What are the Components of Union Budget
Every year on the first day of February, the Finance Minister of India presents the Union Budget in the Parliament. Like a typical household budget, the Union Budget contains all components of budget information about the Government's revenues and expenditure during a given financial year.
In this article, we will tell you what Union Budget is and its components. Continue reading.
What is Union Budget?
As mentioned, the Union Budget of India is the summary of the estimated revenues and expenditure of the Government for the applicable financial year. In other words, the Union Budget keeps the account of the Government's finances for a given financial year, i.e., from 1st April to 31st March. The Union Budget is also an annual financial statement of the Government of India.
The Finance Minister of India makes a Budget speech in the Parliament every year on the 1st of February. For example, the current Finance Minister of India – Nirmala Sitharaman – would present the Union Budget 2024 on 1st February 2024.
The components of Union Budget
The Union Budget of India can be classified into two components – the revenue budget and the capital budget.
1. Revenue Budget
The revenue budget comprises the Government's financial statement of revenue receipts and expenditure for the applicable financial year. Now, what are revenue receipts and revenue expenditure?
Revenue receipts estimate the revenues the Government is expected to receive during a year. They can be from various types of taxes imposed by the Government (such as income tax, corporate tax, GST, excise duty, etc.) and non-taxable sources (such as interest, profit, fees collected for various Government services, fines, etc.)
Revenue expenditure refers to the expenses incurred by the Government for its day-to-day functioning and providing essential public services. That includes operational expenses for Government offices, salaries of Government employees, and subsidies given to the citizens, among other things.
If the revenue expenditure exceeds the revenue receipts, the Government is said to incur a revenue deficit.
2. Capital Budget
Like the revenue budget, the capital budget comprises the Government's capital receipts and payments during the applicable financial year.
Capital receipts either increase the Government's liability or reduce its financial assets. Some of the primary sources of capital receipts for the Government include:
- Loans from the public
- Loans from states and union territories
- Loans from foreign countries
- Loans from the Reserve Bank of India (RBI)
- Sale of treasury bills
- Recovery of debts
On the other hand, capital payments refer to the expenses incurred by the Government to build long-term assets and facilities for public welfare.

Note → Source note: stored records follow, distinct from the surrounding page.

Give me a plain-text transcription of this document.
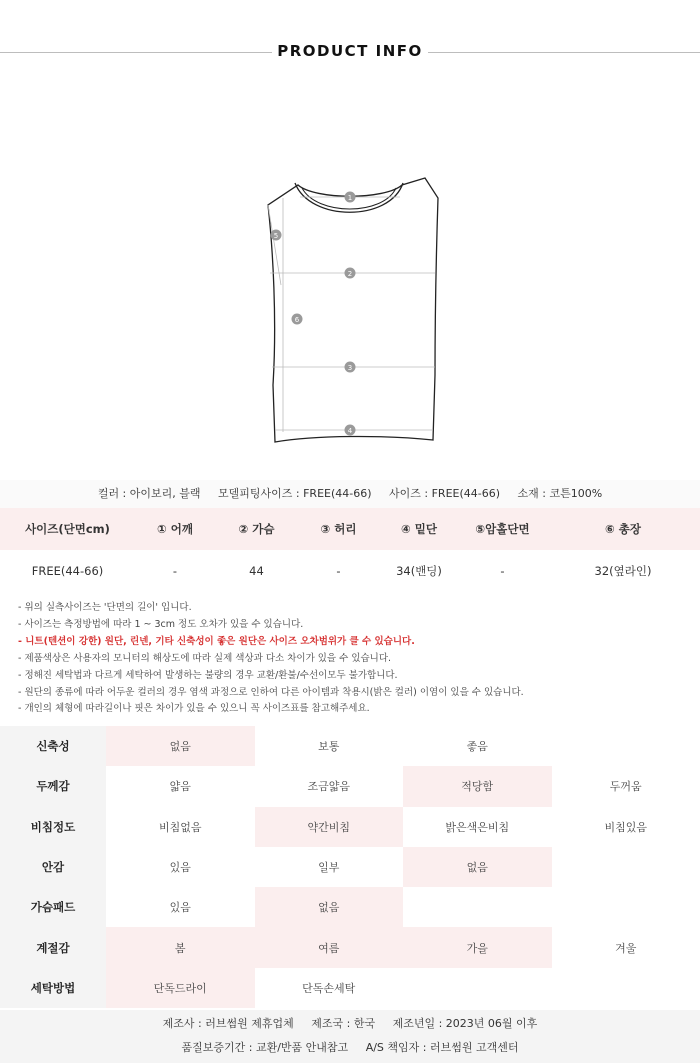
PRODUCT INFO
1
2
3
4
5
6
컬러 : 아이보리, 블랙 모델피팅사이즈 : FREE(44-66) 사이즈 : FREE(44-66) 소재 : 코튼100%
사이즈(단면cm)	① 어깨	② 가슴	③ 허리	④ 밑단	⑤암홀단면	⑥ 총장
FREE(44-66)	-	44	-	34(밴딩)	-	32(옆라인)
- 위의 실측사이즈는 '단면의 길이' 입니다.
- 사이즈는 측정방법에 따라 1 ~ 3cm 정도 오차가 있을 수 있습니다.
- 니트(텐션이 강한) 원단, 린넨, 기타 신축성이 좋은 원단은 사이즈 오차범위가 클 수 있습니다.
- 제품색상은 사용자의 모니터의 해상도에 따라 실제 색상과 다소 차이가 있을 수 있습니다.
- 정해진 세탁법과 다르게 세탁하여 발생하는 불량의 경우 교환/환불/수선이모두 불가합니다.
- 원단의 종류에 따라 어두운 컬러의 경우 염색 과정으로 인하여 다른 아이템과 착용시(밝은 컬러) 이염이 있을 수 있습니다.
- 개인의 체형에 따라길이나 핏은 차이가 있을 수 있으니 꼭 사이즈표를 참고해주세요.
신축성	없음	보통	좋음
두께감	얇음	조금얇음	적당함	두꺼움
비침정도	비침없음	약간비침	밝은색은비침	비침있음
안감	있음	일부	없음
가슴패드	있음	없음
계절감	봄	여름	가을	겨울
세탁방법	단독드라이	단독손세탁
제조사 : 러브썸원 제휴업체 제조국 : 한국 제조년일 : 2023년 06월 이후
품질보증기간 : 교환/반품 안내참고 A/S 책임자 : 러브썸원 고객센터
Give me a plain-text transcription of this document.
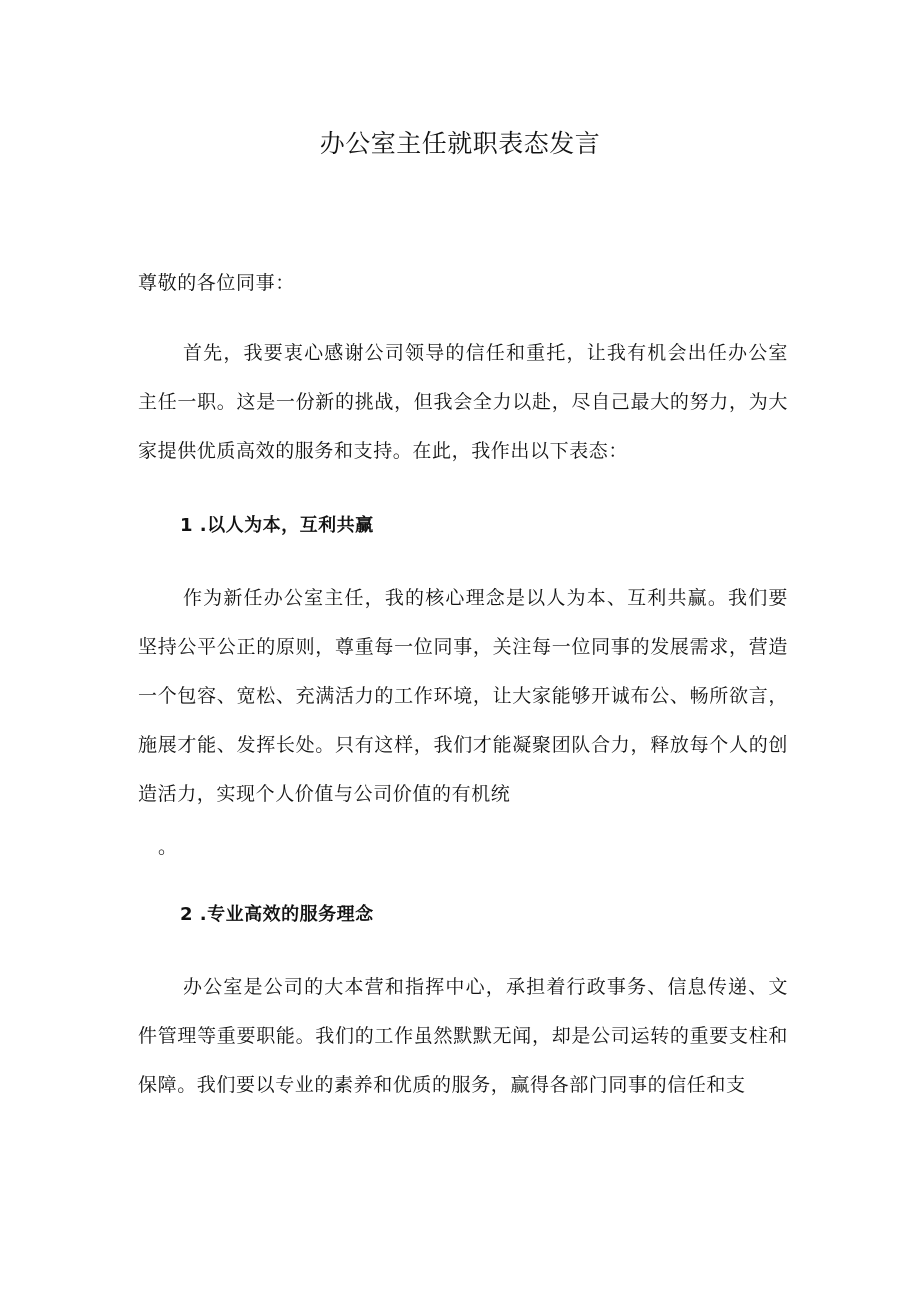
办公室主任就职表态发言
尊敬的各位同事：
首先，我要衷心感谢公司领导的信任和重托，让我有机会出任办公室主任一职。这是一份新的挑战，但我会全力以赴，尽自己最大的努力，为大家提供优质高效的服务和支持。在此，我作出以下表态：
1 .以人为本，互利共赢
作为新任办公室主任，我的核心理念是以人为本、互利共赢。我们要坚持公平公正的原则，尊重每一位同事，关注每一位同事的发展需求，营造一个包容、宽松、充满活力的工作环境，让大家能够开诚布公、畅所欲言，施展才能、发挥长处。只有这样，我们才能凝聚团队合力，释放每个人的创造活力，实现个人价值与公司价值的有机统
。
2 .专业高效的服务理念
办公室是公司的大本营和指挥中心，承担着行政事务、信息传递、文件管理等重要职能。我们的工作虽然默默无闻，却是公司运转的重要支柱和保障。我们要以专业的素养和优质的服务，赢得各部门同事的信任和支
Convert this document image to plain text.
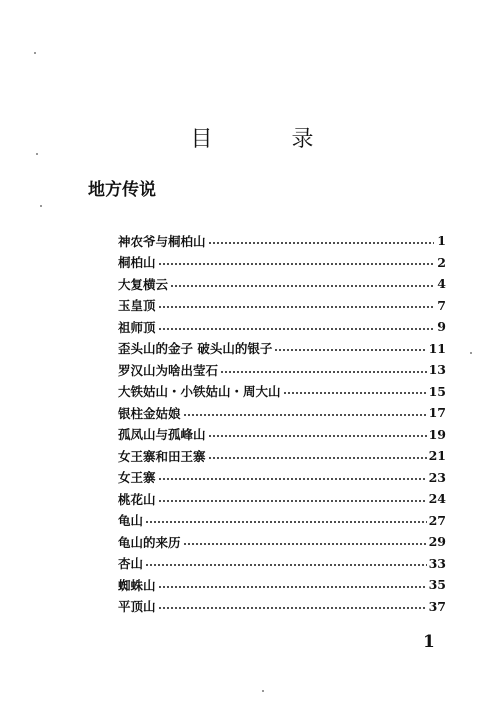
目 录
地方传说
神农爷与桐柏山	1
桐柏山	2
大复横云	4
玉皇顶	7
祖师顶	9
歪头山的金子 破头山的银子	11
罗汉山为啥出莹石	13
大铁姑山・小铁姑山・周大山	15
银柱金姑娘	17
孤凤山与孤峰山	19
女王寨和田王寨	21
女王寨	23
桃花山	24
龟山	27
龟山的来历	29
杏山	33
蜘蛛山	35
平顶山	37
1
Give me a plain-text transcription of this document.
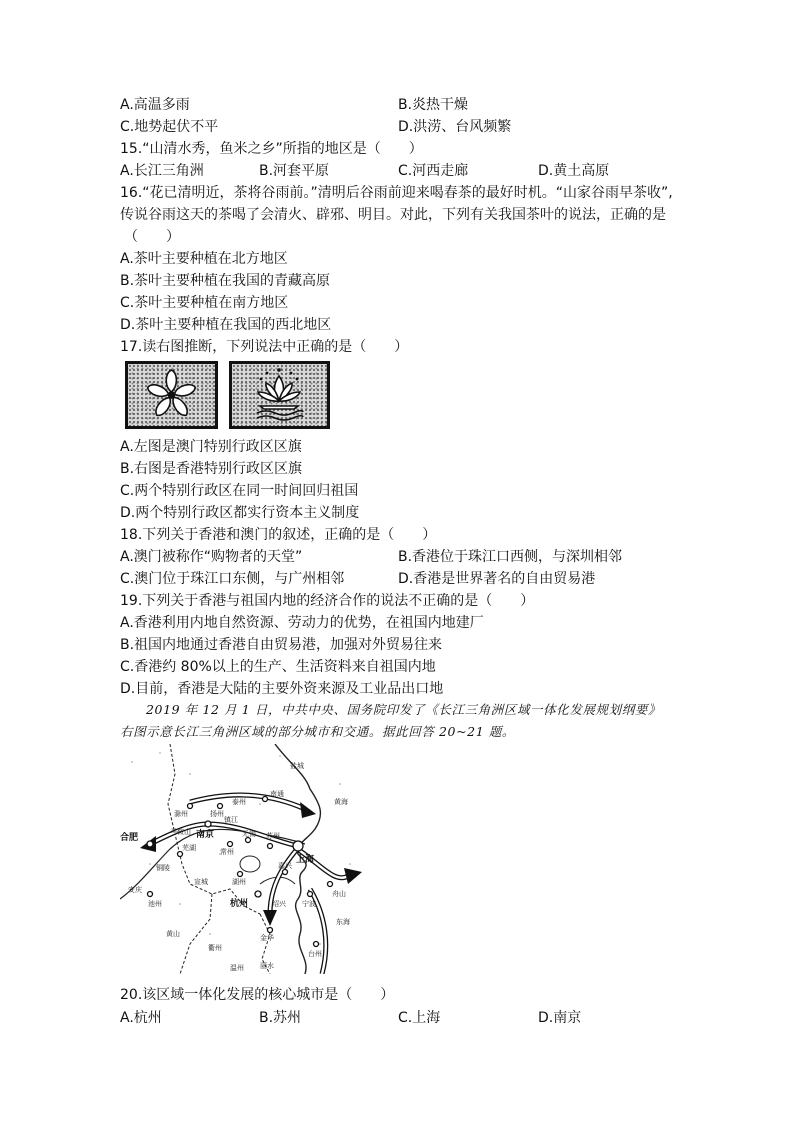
A.高温多雨	B.炎热干燥
C.地势起伏不平	D.洪涝、台风频繁
15.“山清水秀，鱼米之乡”所指的地区是（　　）
A.长江三角洲	B.河套平原	C.河西走廊	D.黄土高原
16.“花已清明近，茶将谷雨前。”清明后谷雨前迎来喝春茶的最好时机。“山家谷雨早茶收”,
传说谷雨这天的茶喝了会清火、辟邪、明目。对此，下列有关我国茶叶的说法，正确的是
（　　）
A.茶叶主要种植在北方地区
B.茶叶主要种植在我国的青藏高原
C.茶叶主要种植在南方地区
D.茶叶主要种植在我国的西北地区
17.读右图推断，下列说法中正确的是（　　）
A.左图是澳门特别行政区区旗
B.右图是香港特别行政区区旗
C.两个特别行政区在同一时间回归祖国
D.两个特别行政区都实行资本主义制度
18.下列关于香港和澳门的叙述，正确的是（　　）
A.澳门被称作“购物者的天堂”	B.香港位于珠江口西侧，与深圳相邻
C.澳门位于珠江口东侧，与广州相邻	D.香港是世界著名的自由贸易港
19.下列关于香港与祖国内地的经济合作的说法不正确的是（　　）
A.香港利用内地自然资源、劳动力的优势，在祖国内地建厂
B.祖国内地通过香港自由贸易港，加强对外贸易往来
C.香港约 80%以上的生产、生活资料来自祖国内地
D.目前，香港是大陆的主要外资来源及工业品出口地
2019 年 12 月 1 日，中共中央、国务院印发了《长江三角洲区域一体化发展规划纲要》
右图示意长江三角洲区域的部分城市和交通。据此回答 20~21 题。
合肥	南京
上海
杭州
泰州
南通
扬州
镇江
滁州
常州
无锡 苏州
湖州
嘉兴
绍兴 宁波
舟山
金华
台州
安庆
池州
黄山
衢州
丽水
温州
芜湖
马鞍山
铜陵
宣城
盐城
黄海
东海
20.该区域一体化发展的核心城市是（　　）
A.杭州	B.苏州	C.上海	D.南京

The examples of capital payments include:
- Construction of roads, schools, hospitals, etc.
- Development and maintenance of equipment
- Development and acquisition of machinery and infrastructure
- Loans granted to states and union territories
The Structure of Union Budget
The Union Budget, or the financial statement, of India, consists of three parts:
· The consolidated fund of India (CFI)
It contains all the information regarding the government's revenues expected to receive during the applicable financial year. All Government expenses are incurred from this fund after the Parliament's authorisation.
· The contingency fund of India
The government created and maintained this fund to meet any unforeseen expenses under Article 267 of the Indian constitution. This fund can be used only after the President's assent and refills from the CFI after every use.
· Public accounts
A specific sum of money is allotted for public accounts. This money is used for various purposes, such as the construction of roads, buildings, etc. The transfer of money to public accounts from the CFI can only be done after Parliament's approval.
To conclude
The presentation of the Union Budget is a crucial annual exercise of the Government. It helps the Government carry out its constitutional duties and allocate resources in the best interest of the country. Understanding the components and structure of the Union budget is crucial as it can help you decode its implications on the country's economy and the general public.